A fala é de Sérgio Simões, coordenador da Defesa Civil. Procurei material a respeito. Em ocorrências assim, não há protocolo que estabeleça prazo tão curto. Pesquisem: há casos de pessoas que sobrevivem por uma semana porque tiveram a sorte de ficar numa bolha de ar, que recebia ou água da chuva ou de um encanamento estourado. Os salvamentos dessa natureza são sempre dramáticos e rendem histórias impressionantes porque não existe a regra do “desabou, matou”. Decretar o fim das esperanças depois de 24 horas me parece um despropósito, uma precipitação, com todo o respeito ao profissional em questão.

O horror, o horror
Ora, dada a maneira como as coisas se conduziram, alguém estranha que um corpo tenha sido encontrado junto com os entulhos? Agora leio que os cães vão procurar mais cinco, que podem ter tido o mesmo destino. Desculpem! Não quero, não, fazer proselitismo com a tragédia, mas isso é inaceitável! Um único, o caso já comprovado, demonstra a estúpida imperícia da operação. Cabe toda sorte de especulação, e a mais óbvia é esta: “Estaria mesmo morta aquela pessoa quando a máquina tocou em seu corpo?” É muito provável que sim! Ainda assim, há o decoro necessário com os mortos e o respeito devido às suas respectivas famílias, que à dor da perda vêem se somar essa forma de vilipêndio de cadáver. Pouco me importa o partido do governador Sérgio Cabral ou do prefeito Eduardo Paes. Que a coisa não andou bem por lá, aquele corpo o evidencia. E pedaços de outros cadáveres já apareceram no entulho. Isso para não falar do roubo — o nome é esse — de bens e pertences dos usuários dos prédios. Tenham paciência!
Referi-me a “Cabralândia” porque poucos governantes gostam de viver numa bolha de fantasia como Sérgio Cabral — e colabora para tanto, é fato!, parte considerável da imprensa carioca. Eu já vi este governador chorar porque o Congresso votou uma redivisão dos royalties do petróleo que eu também acho injusta com o Rio — já escrevi a respeito. Eu já vi esse governador liderar uma passeata de milhares de pessoas, convocando, assim, seus sentimentos nativistas por causa do óleo… Vá lá. Mas por que Cabral, de forma sistemática, organizada, metódica, deliberada, se ausenta sempre que uma tragédia colhe a cidade ou o estado? Eu nem recomendaria que ele fosse irrigar com lágrimas os corpos dos soterrados da região serrana, do Morro do Bumba ou agora dos prédios do Centro. Preferiria, na verdade, que ele não tivesse chorado por causa do petróleo (uma reação, assim, um tanto mômica…). O fato é que ele costuma sumir nessas horas.

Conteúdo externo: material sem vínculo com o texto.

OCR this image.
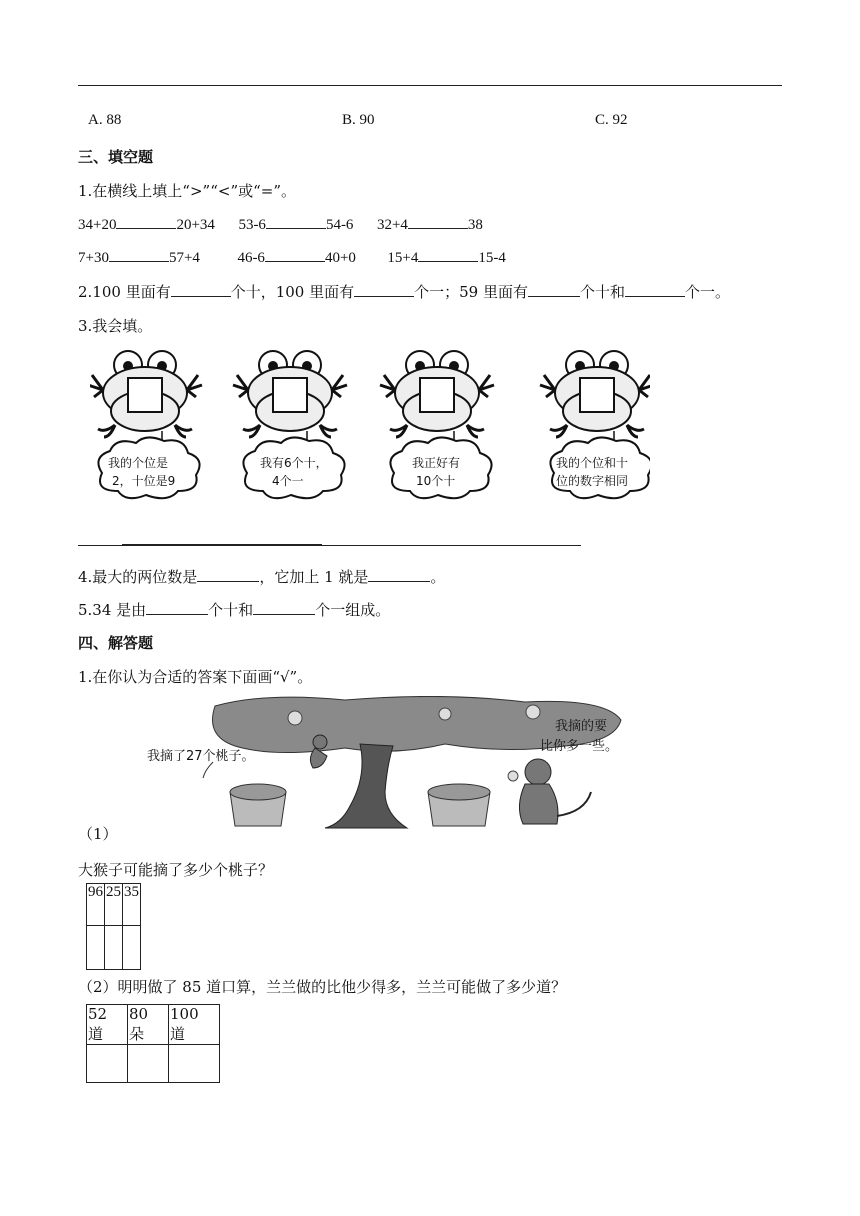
A. 88	B. 90	C. 92
三、填空题
1.在横线上填上“>”“<”或“=”。
34+20	20+34 53-6	54-6 32+4	38
7+30	57+4	46-6	40+0 15+4	15-4
2.100 里面有	个十，100 里面有	个一；59 里面有	个十和	个一。
3.我会填。
我的个位是
2，十位是9
我有6个十，
4个一
我正好有
10个十
我的个位和十
位的数字相同
4.最大的两位数是	，它加上 1 就是	。
5.34 是由	个十和	个一组成。
四、解答题
1.在你认为合适的答案下面画“√”。
我摘了27个桃子。
我摘的要
比你多一些。
（1）
大猴子可能摘了多少个桃子？
96	25	35

（2）明明做了 85 道口算，兰兰做的比他少得多，兰兰可能做了多少道？
52 道	80 朵	100 道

É possível que leis falhas da Prefeitura e omissões variadas tenham concorrido para a tragédia. É, sim. Mas, ao menos, o prefeito Eduardo Paes se mostrou presente desde as primeiras horas. É assim que se faz. E é assim que Cabral deveria fazer. Eu sei que ele não resgataria corpo nenhum, mas também não é ele que responde pela alegria do Carnaval, não é? Mas sempre está presente.

Assessoria destrambelhada
A assessoria de Cabral anda um tanto destrambelhada. Jornalistas e internautas nas redes sociais cobravam: “Onde ele está?” O governo divulgou a agenda e aproveitou a oportunidade para fazer uma espécie de propaganda dos feitos do herói. Leio o seguinte texto no Globo Online (em vermelho). Volto em seguida.
A assessoria do governador Sérgio Cabral esclareceu pontos sobre a sua agenda desde o dia da tragédia:
A respeito da agenda do dia 26, a assessoria informa que “às 17h, o governador estava em agenda pública no Complexo do Alemão para troca de Comando da Força de Pacificação, com o ministro Celso Amorim, o secretário José Mariano Beltrame, o Comandante do Exército e demais autoridades. O governador falou sobre a troca de comando e sobre o desabamento em pronunciamento. Em seguida, em entrevista à imprensa, respondeu perguntas sobre o desabamento”.
No dia seguinte, segundo a assessoria, por decisão do governador, foi suspensa a participação “em agenda festiva de entrega de 68 viaturas para as Defesas Civis e Guardas Municipais de Itaperuna, Italva, Laje do Muriaé, Santo Antônio de Pádua e Sapucaia, municípios atingidos pelas chuvas de janeiro de 2012 Recebeu os prefeitos no gabinete do Guanabara no mesmo horário, mas as viaturas foram entregues pelo secretário de Governo, devido ao desabamento”.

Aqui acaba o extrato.